THE GOSPELS AS PEN-PORTRAITS OF JESUS (continued)
The gospels are more like portraits than photographs...
The evangelists (the writers of the gospels) are not reporters, chroniclers, or journalists. While they tell the story of Jesus, they are not biographers and historians in the strict modern sense. Nor are they mere compilers of inherited materials. They are rather editors, interpreters and commentators (i.e. theologians), literary artists, pastors and preachers. What they have given us are more like portraits than photographs. While each gospel is 'the good news of Our Lord Jesus Christ', it is given 'according to' the evangelist's particular perspectives and interests. While we are left in no doubt that it is the same Jesus about whom they are speaking, each one sees him through somewhat different eyes. (It should be kept in mind that, in principle, there can be more than one true portrait of a person, Jesus included.) For all the similarities in the gospels, and especially in the 'synoptic' gospels (a word which means 'seeing together') of Mark, Matthew, and Luke, there are significant differences. Each evangelist has his own special and creative approach to the person of Jesus and his work. We note, for example, differences in the ways that Matthew and Luke present the Beatitudes (cf. Mt 5:3-12 & Lk 6:20-26) and the Lord's Prayer (cf. Mt 6:9-13 & Lk 11:2-4).
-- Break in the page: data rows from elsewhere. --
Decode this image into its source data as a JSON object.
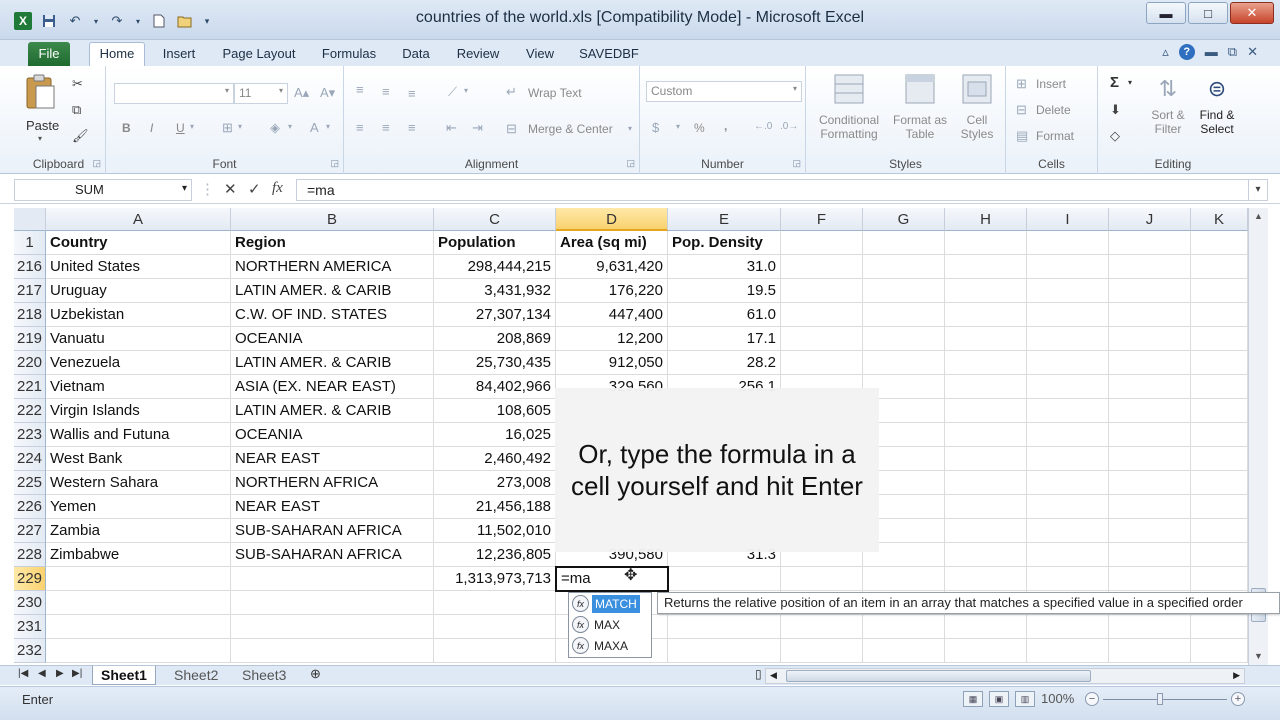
{
  "window": {
    "title": "countries of the world.xls  [Compatibility Mode]  -  Microsoft Excel",
    "minimize": "▬",
    "maximize": "□",
    "close": "✕"
  },
  "tabs": [
    "File",
    "Home",
    "Insert",
    "Page Layout",
    "Formulas",
    "Data",
    "Review",
    "View",
    "SAVEDBF"
  ],
  "ribbon": {
    "clipboard": {
      "label": "Clipboard",
      "paste": "Paste"
    },
    "font": {
      "label": "Font",
      "size": "11",
      "bold": "B",
      "italic": "I",
      "underline": "U"
    },
    "alignment": {
      "label": "Alignment",
      "wrap_text": "Wrap Text",
      "merge_center": "Merge & Center"
    },
    "number": {
      "label": "Number",
      "format": "Custom",
      "percent": "%",
      "comma": ","
    },
    "styles": {
      "label": "Styles",
      "conditional1": "Conditional",
      "conditional2": "Formatting",
      "format_as1": "Format as",
      "format_as2": "Table",
      "cell_styles1": "Cell",
      "cell_styles2": "Styles"
    },
    "cells": {
      "label": "Cells",
      "insert": "Insert",
      "delete": "Delete",
      "format": "Format"
    },
    "editing": {
      "label": "Editing",
      "sigma": "Σ",
      "sort1": "Sort &",
      "sort2": "Filter",
      "find1": "Find &",
      "find2": "Select"
    }
  },
  "formula_bar": {
    "name_box": "SUM",
    "cancel": "✕",
    "enter": "✓",
    "fx": "fx",
    "formula": "=ma"
  },
  "columns": [
    "A",
    "B",
    "C",
    "D",
    "E",
    "F",
    "G",
    "H",
    "I",
    "J",
    "K"
  ],
  "headers": {
    "row": "1",
    "country": "Country",
    "region": "Region",
    "population": "Population",
    "area": "Area (sq mi)",
    "density": "Pop. Density"
  },
  "rows": [
    {
      "n": "216",
      "country": "United States",
      "region": "NORTHERN AMERICA",
      "population": "298,444,215",
      "area": "9,631,420",
      "density": "31.0"
    },
    {
      "n": "217",
      "country": "Uruguay",
      "region": "LATIN AMER. & CARIB",
      "population": "3,431,932",
      "area": "176,220",
      "density": "19.5"
    },
    {
      "n": "218",
      "country": "Uzbekistan",
      "region": "C.W. OF IND. STATES",
      "population": "27,307,134",
      "area": "447,400",
      "density": "61.0"
    },
    {
      "n": "219",
      "country": "Vanuatu",
      "region": "OCEANIA",
      "population": "208,869",
      "area": "12,200",
      "density": "17.1"
    },
    {
      "n": "220",
      "country": "Venezuela",
      "region": "LATIN AMER. & CARIB",
      "population": "25,730,435",
      "area": "912,050",
      "density": "28.2"
    },
    {
      "n": "221",
      "country": "Vietnam",
      "region": "ASIA (EX. NEAR EAST)",
      "population": "84,402,966",
      "area": "329,560",
      "density": "256.1"
    },
    {
      "n": "222",
      "country": "Virgin Islands",
      "region": "LATIN AMER. & CARIB",
      "population": "108,605",
      "area": "",
      "density": ""
    },
    {
      "n": "223",
      "country": "Wallis and Futuna",
      "region": "OCEANIA",
      "population": "16,025",
      "area": "",
      "density": ""
    },
    {
      "n": "224",
      "country": "West Bank",
      "region": "NEAR EAST",
      "population": "2,460,492",
      "area": "",
      "density": ""
    },
    {
      "n": "225",
      "country": "Western Sahara",
      "region": "NORTHERN AFRICA",
      "population": "273,008",
      "area": "",
      "density": ""
    },
    {
      "n": "226",
      "country": "Yemen",
      "region": "NEAR EAST",
      "population": "21,456,188",
      "area": "",
      "density": ""
    },
    {
      "n": "227",
      "country": "Zambia",
      "region": "SUB-SAHARAN AFRICA",
      "population": "11,502,010",
      "area": "",
      "density": ""
    },
    {
      "n": "228",
      "country": "Zimbabwe",
      "region": "SUB-SAHARAN AFRICA",
      "population": "12,236,805",
      "area": "390,580",
      "density": "31.3"
    }
  ],
  "total_row": {
    "n": "229",
    "population": "1,313,973,713",
    "edit": "=ma"
  },
  "empty_rows": [
    "230",
    "231",
    "232"
  ],
  "autocomplete": {
    "items": [
      "MATCH",
      "MAX",
      "MAXA"
    ],
    "tooltip": "Returns the relative position of an item in an array that matches a specified value in a specified order"
  },
  "callout": "Or, type the formula in a cell yourself and hit Enter",
  "sheets": [
    "Sheet1",
    "Sheet2",
    "Sheet3"
  ],
  "status": {
    "mode": "Enter",
    "zoom": "100%",
    "zoom_level_percent": 100
  }
}
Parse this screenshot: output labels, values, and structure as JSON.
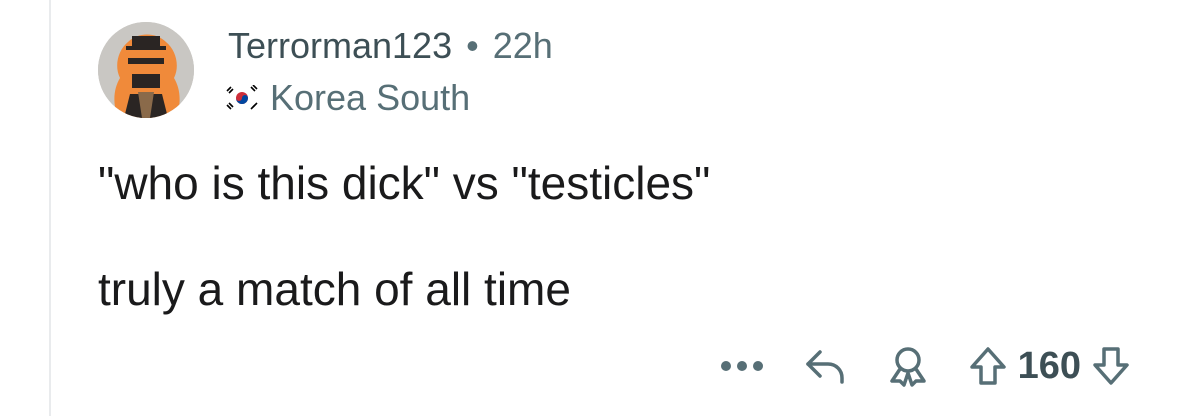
{
  "comment": {
    "author": "Terrorman123",
    "separator": "•",
    "age": "22h",
    "flair": {
      "text": "Korea South",
      "icon": "south-korea-flag-icon"
    },
    "body_lines": [
      "\"who is this dick\" vs \"testicles\"",
      "truly a match of all time"
    ],
    "score": "160"
  },
  "actions": {
    "more_icon": "more-options-icon",
    "reply_icon": "reply-icon",
    "award_icon": "award-icon",
    "upvote_icon": "upvote-arrow-icon",
    "downvote_icon": "downvote-arrow-icon"
  },
  "colors": {
    "text_primary": "#1a1a1b",
    "text_meta": "#576f76",
    "thread_line": "#e9ebed",
    "avatar_orange": "#f08a3a"
  }
}
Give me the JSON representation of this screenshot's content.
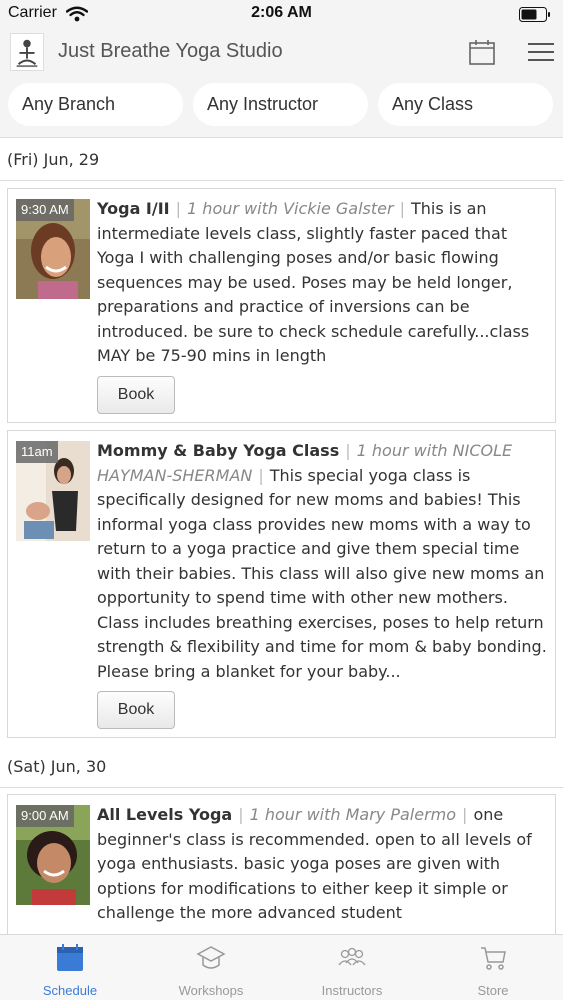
{
  "status_bar": {
    "carrier": "Carrier",
    "time": "2:06 AM"
  },
  "nav": {
    "title": "Just Breathe Yoga Studio"
  },
  "filters": {
    "branch": "Any Branch",
    "instructor": "Any Instructor",
    "class": "Any Class"
  },
  "schedule": [
    {
      "date": "(Fri) Jun, 29",
      "classes": [
        {
          "time": "9:30 AM",
          "name": "Yoga I/II",
          "meta": "1 hour with Vickie Galster",
          "description": "This is an intermediate levels class, slightly faster paced that Yoga I with challenging poses and/or basic flowing sequences may be used. Poses may be held longer, preparations and practice of inversions can be introduced. be sure to check schedule carefully...class MAY be 75-90 mins in length",
          "book_label": "Book"
        },
        {
          "time": "11am",
          "name": "Mommy & Baby Yoga Class",
          "meta": "1 hour with NICOLE HAYMAN-SHERMAN",
          "description": "This special yoga class is specifically designed for new moms and babies! This informal yoga class provides new moms with a way to return to a yoga practice and give them special time with their babies. This class will also give new moms an opportunity to spend time with other new mothers. Class includes breathing exercises, poses to help return strength & flexibility and time for mom & baby bonding. Please bring a blanket for your baby...",
          "book_label": "Book"
        }
      ]
    },
    {
      "date": "(Sat) Jun, 30",
      "classes": [
        {
          "time": "9:00 AM",
          "name": "All Levels Yoga",
          "meta": "1 hour with Mary Palermo",
          "description": "one beginner's class is recommended. open to all levels of yoga enthusiasts. basic yoga poses are given with options for modifications to either keep it simple or challenge the more advanced student"
        }
      ]
    }
  ],
  "tabs": [
    {
      "label": "Schedule",
      "icon": "calendar-icon",
      "active": true
    },
    {
      "label": "Workshops",
      "icon": "graduation-cap-icon",
      "active": false
    },
    {
      "label": "Instructors",
      "icon": "people-icon",
      "active": false
    },
    {
      "label": "Store",
      "icon": "cart-icon",
      "active": false
    }
  ],
  "colors": {
    "accent": "#3a7bd5",
    "background": "#f4f4f4"
  }
}
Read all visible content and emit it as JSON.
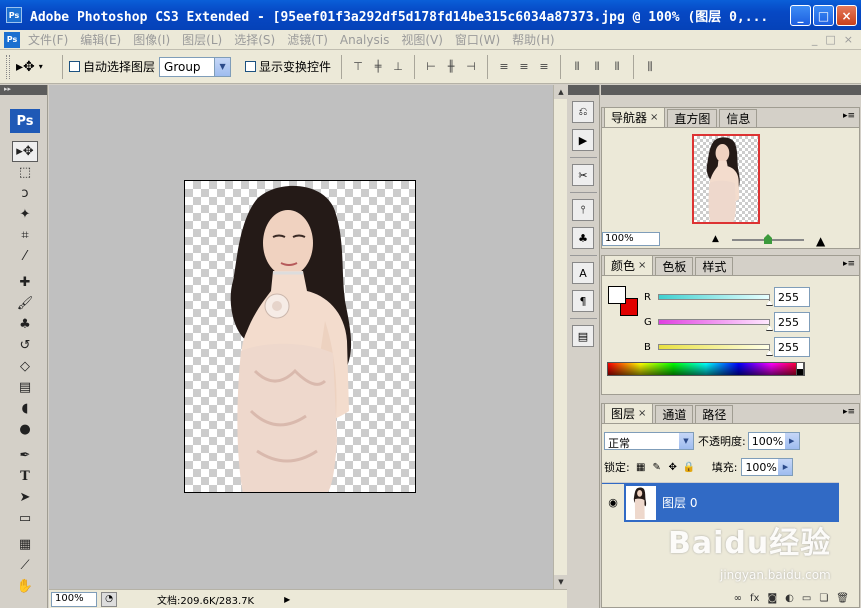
{
  "window": {
    "title": "Adobe Photoshop CS3 Extended - [95eef01f3a292df5d178fd14be315c6034a87373.jpg @ 100% (图层 0,...",
    "logo": "Ps",
    "buttons": [
      "_",
      "□",
      "×"
    ]
  },
  "menu": {
    "items": [
      "文件(F)",
      "编辑(E)",
      "图像(I)",
      "图层(L)",
      "选择(S)",
      "滤镜(T)",
      "Analysis",
      "视图(V)",
      "窗口(W)",
      "帮助(H)"
    ],
    "right_controls": [
      "_",
      "□",
      "×"
    ]
  },
  "options": {
    "auto_select_label": "自动选择图层",
    "auto_select_value": "Group",
    "transform_label": "显示变换控件"
  },
  "toolbox": {
    "logo": "Ps",
    "tools": [
      "move-tool",
      "marquee-tool",
      "lasso-tool",
      "magic-wand-tool",
      "crop-tool",
      "slice-tool",
      "healing-brush-tool",
      "brush-tool",
      "clone-stamp-tool",
      "history-brush-tool",
      "eraser-tool",
      "gradient-tool",
      "blur-tool",
      "dodge-tool",
      "pen-tool",
      "type-tool",
      "path-selection-tool",
      "shape-tool",
      "notes-tool",
      "eyedropper-tool",
      "hand-tool"
    ]
  },
  "status": {
    "zoom": "100%",
    "doc_info": "文档:209.6K/283.7K"
  },
  "navigator": {
    "tabs": [
      "导航器",
      "直方图",
      "信息"
    ],
    "zoom": "100%"
  },
  "color_panel": {
    "tabs": [
      "颜色",
      "色板",
      "样式"
    ],
    "channels": [
      {
        "label": "R",
        "value": "255",
        "color": "#3fd0d0"
      },
      {
        "label": "G",
        "value": "255",
        "color": "#e040e0"
      },
      {
        "label": "B",
        "value": "255",
        "color": "#e8e040"
      }
    ],
    "foreground": "#ffffff",
    "background": "#e10000"
  },
  "layers_panel": {
    "tabs": [
      "图层",
      "通道",
      "路径"
    ],
    "blend_mode": "正常",
    "opacity_label": "不透明度:",
    "opacity_value": "100%",
    "lock_label": "锁定:",
    "fill_label": "填充:",
    "fill_value": "100%",
    "layers": [
      {
        "name": "图层 0",
        "visible": true,
        "selected": true
      }
    ]
  },
  "watermark": {
    "text": "Baidu经验",
    "sub": "jingyan.baidu.com"
  }
}
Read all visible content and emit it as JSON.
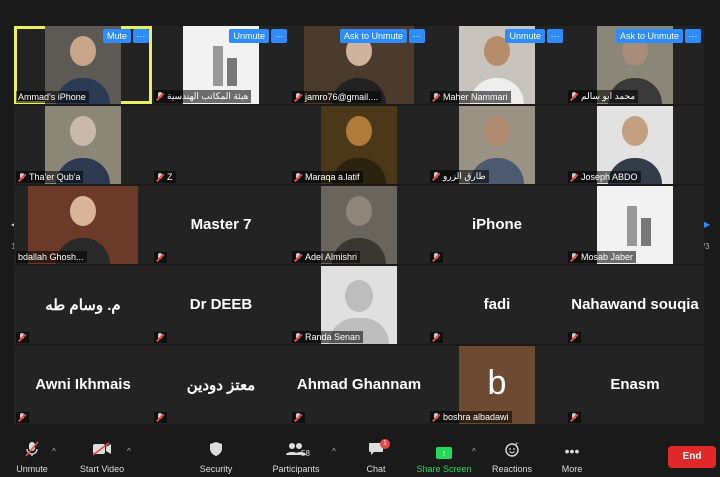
{
  "pager": {
    "page_left": "1/3",
    "page_right": "1/3"
  },
  "tiles": [
    {
      "name": "Ammad's iPhone",
      "buttons": [
        "Mute"
      ],
      "accent": "#e8f05a"
    },
    {
      "name": "هيئة المكاتب الهندسية",
      "buttons": [
        "Unmute"
      ]
    },
    {
      "name": "jamro76@gmail....",
      "buttons": [
        "Ask to Unmute"
      ]
    },
    {
      "name": "Maher Nammari",
      "buttons": [
        "Unmute"
      ]
    },
    {
      "name": "محمد ابو سالم",
      "buttons": [
        "Ask to Unmute"
      ]
    },
    {
      "name": "Tha'er Qub'a"
    },
    {
      "name": "Z"
    },
    {
      "name": "Maraqa a.latif"
    },
    {
      "name": "طارق الزرو"
    },
    {
      "name": "Joseph ABDO"
    },
    {
      "name": "bdallah Ghosh..."
    },
    {
      "big": "Master 7"
    },
    {
      "name": "Adel Almishri"
    },
    {
      "big": "iPhone"
    },
    {
      "name": "Mosab Jaber"
    },
    {
      "big": "م. وسام طه"
    },
    {
      "big": "Dr DEEB"
    },
    {
      "name": "Randa Senan"
    },
    {
      "big": "fadi"
    },
    {
      "big": "Nahawand souqia"
    },
    {
      "big": "Awni Ikhmais"
    },
    {
      "big": "معتز دودين"
    },
    {
      "big": "Ahmad Ghannam"
    },
    {
      "name": "boshra albadawi",
      "letter": "b"
    },
    {
      "big": "Enasm"
    }
  ],
  "more_label": "···",
  "toolbar": {
    "unmute": "Unmute",
    "start_video": "Start Video",
    "security": "Security",
    "participants": "Participants",
    "participants_count": "58",
    "chat": "Chat",
    "chat_badge": "1",
    "share_screen": "Share Screen",
    "reactions": "Reactions",
    "more": "More",
    "end": "End"
  },
  "colors": {
    "button_blue": "#2d8cff",
    "share_green": "#23d959",
    "end_red": "#e02828",
    "active_speaker": "#e8f05a"
  },
  "icons": [
    "mic-muted-icon",
    "video-off-icon",
    "shield-icon",
    "participants-icon",
    "chat-icon",
    "share-screen-icon",
    "reactions-icon",
    "more-icon"
  ]
}
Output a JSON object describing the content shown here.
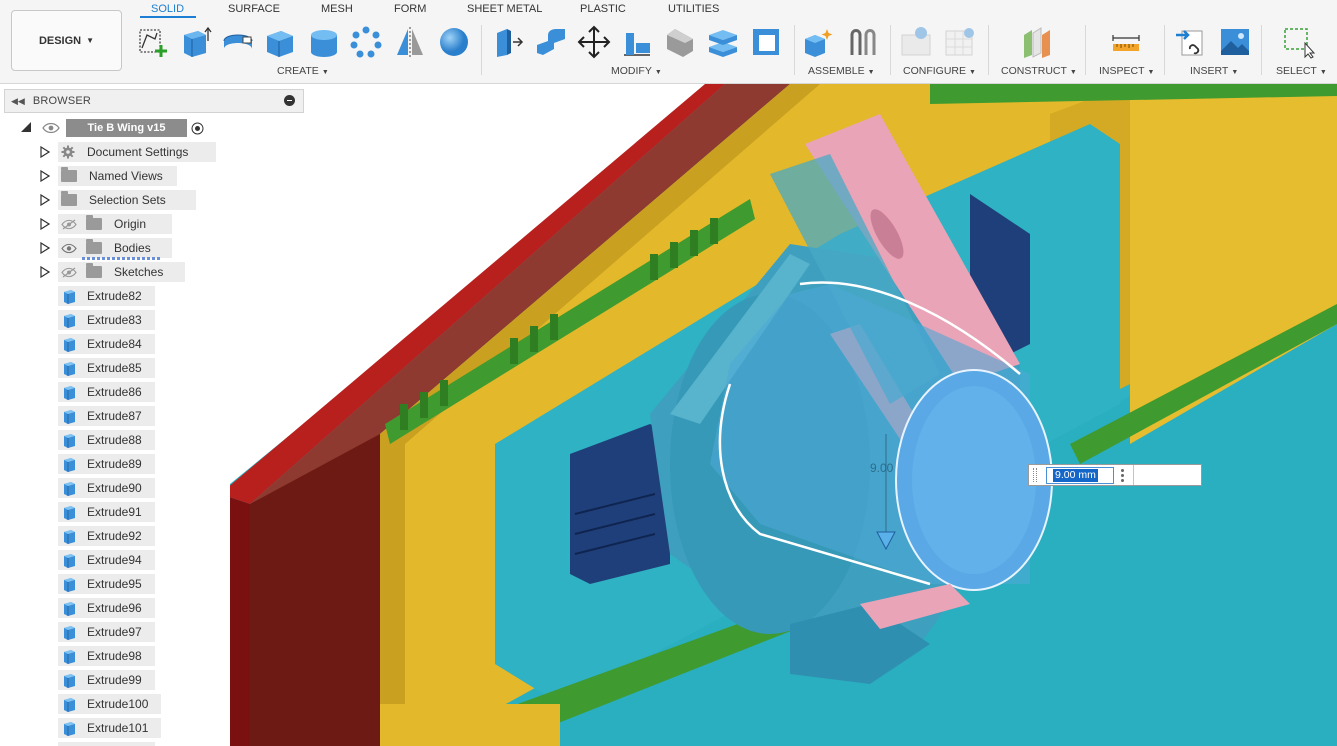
{
  "toolbar": {
    "workspace_label": "DESIGN",
    "tabs": [
      {
        "label": "SOLID",
        "active": true
      },
      {
        "label": "SURFACE",
        "active": false
      },
      {
        "label": "MESH",
        "active": false
      },
      {
        "label": "FORM",
        "active": false
      },
      {
        "label": "SHEET METAL",
        "active": false
      },
      {
        "label": "PLASTIC",
        "active": false
      },
      {
        "label": "UTILITIES",
        "active": false
      }
    ],
    "groups": {
      "create": "CREATE",
      "modify": "MODIFY",
      "assemble": "ASSEMBLE",
      "configure": "CONFIGURE",
      "construct": "CONSTRUCT",
      "inspect": "INSPECT",
      "insert": "INSERT",
      "select": "SELECT"
    },
    "tool_icons": {
      "create": [
        "create-sketch-icon",
        "extrude-icon",
        "revolve-icon",
        "box-icon",
        "cylinder-icon",
        "pattern-icon",
        "mirror-icon",
        "sphere-icon"
      ],
      "modify": [
        "press-pull-icon",
        "fillet-icon",
        "move-icon",
        "align-icon",
        "chamfer-icon",
        "split-body-icon",
        "shell-icon"
      ],
      "assemble": [
        "new-component-icon",
        "joint-icon"
      ],
      "configure": [
        "configure-table-icon",
        "configure-rule-icon"
      ],
      "construct": [
        "offset-plane-icon"
      ],
      "inspect": [
        "measure-icon"
      ],
      "insert": [
        "insert-derive-icon",
        "insert-image-icon"
      ],
      "select": [
        "select-window-icon"
      ]
    }
  },
  "browser": {
    "title": "BROWSER",
    "root": {
      "label": "Tie B Wing v15"
    },
    "folders": [
      {
        "label": "Document Settings",
        "icon": "gear-icon",
        "eye": null
      },
      {
        "label": "Named Views",
        "icon": "folder-icon",
        "eye": null
      },
      {
        "label": "Selection Sets",
        "icon": "folder-icon",
        "eye": null
      },
      {
        "label": "Origin",
        "icon": "folder-icon",
        "eye": "hidden"
      },
      {
        "label": "Bodies",
        "icon": "folder-icon",
        "eye": "visible"
      },
      {
        "label": "Sketches",
        "icon": "folder-icon",
        "eye": "hidden"
      }
    ],
    "features": [
      "Extrude82",
      "Extrude83",
      "Extrude84",
      "Extrude85",
      "Extrude86",
      "Extrude87",
      "Extrude88",
      "Extrude89",
      "Extrude90",
      "Extrude91",
      "Extrude92",
      "Extrude94",
      "Extrude95",
      "Extrude96",
      "Extrude97",
      "Extrude98",
      "Extrude99",
      "Extrude100",
      "Extrude101"
    ]
  },
  "viewport": {
    "dimension_label": "9.00",
    "dimension_input_value": "9.00 mm",
    "colors": {
      "background": "#2aafc0",
      "panel_yellow": "#e3b82a",
      "panel_green": "#3f9a2f",
      "frame_red": "#b02020",
      "hub_blue": "#3e9fbe",
      "selected_face": "#5aa9e6",
      "pink_part": "#e9a4b8",
      "bracket_navy": "#1f3f7a"
    }
  }
}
Occasionally the evangelists have retrojected (thrown back) into the life of Jesus traditions from the post-Easter period, e.g. Mt 18:20. Before going on to briefly give a thumbnail sketch of the work of each of these literary artists in next week's continuation, we might keep in mind that although early on the Church attributed each of the gospels to certain persons — Mark, Matthew, Luke, and John — they are strictly speaking, anonymous. Just the same we will refer to them by the names that tradition has given them.
The gospel according to Mark was probably written for a community of Gentile Christians in Rome during the Jewish War 66-70. Generally thought to be the first gospel written (c.65), Mark does not begin with a Christmas story but with the adult Jesus. He emphasizes that Jesus is the Messiah, but a humble, hidden, misunderstood, unrecognized and suffering Messiah. He is the Son of God, acknowledged by the Father (1:11; 9:7), by evil spirits (3:11; 5:7), and by the Roman centurion at the crucifixion (15:39), but not by the general public (see e.g. 5:40; 6:2f.), the religious leaders (2:1-3:6), and sometimes not even by his own followers (4:13b). He also stresses the truth that Jesus is a prophet (spokesperson for God) of the coming of the Kingdom (the reign and rule of God), and that as such he speaks with great authority. But 'in the Bible prophets who speak truth from God can expect a turbulent life. That is very much how Mark presents Jesus', Mark emphasizes the actions of Jesus, his deeds of power and love, more than his words and teachings. He focuses especially on the human sufferings of Jesus in his passion and death, perhaps as encouragement to his Christian readers who were suffering terrible persecution at the time. The cross is the centre of his story. In fact, he so emphasizes the Passion and Death of Jesus rather than the Resurrection that in its original form his gospel ends abruptly at Mk 6:8 with the women fleeing in terror from the tomb.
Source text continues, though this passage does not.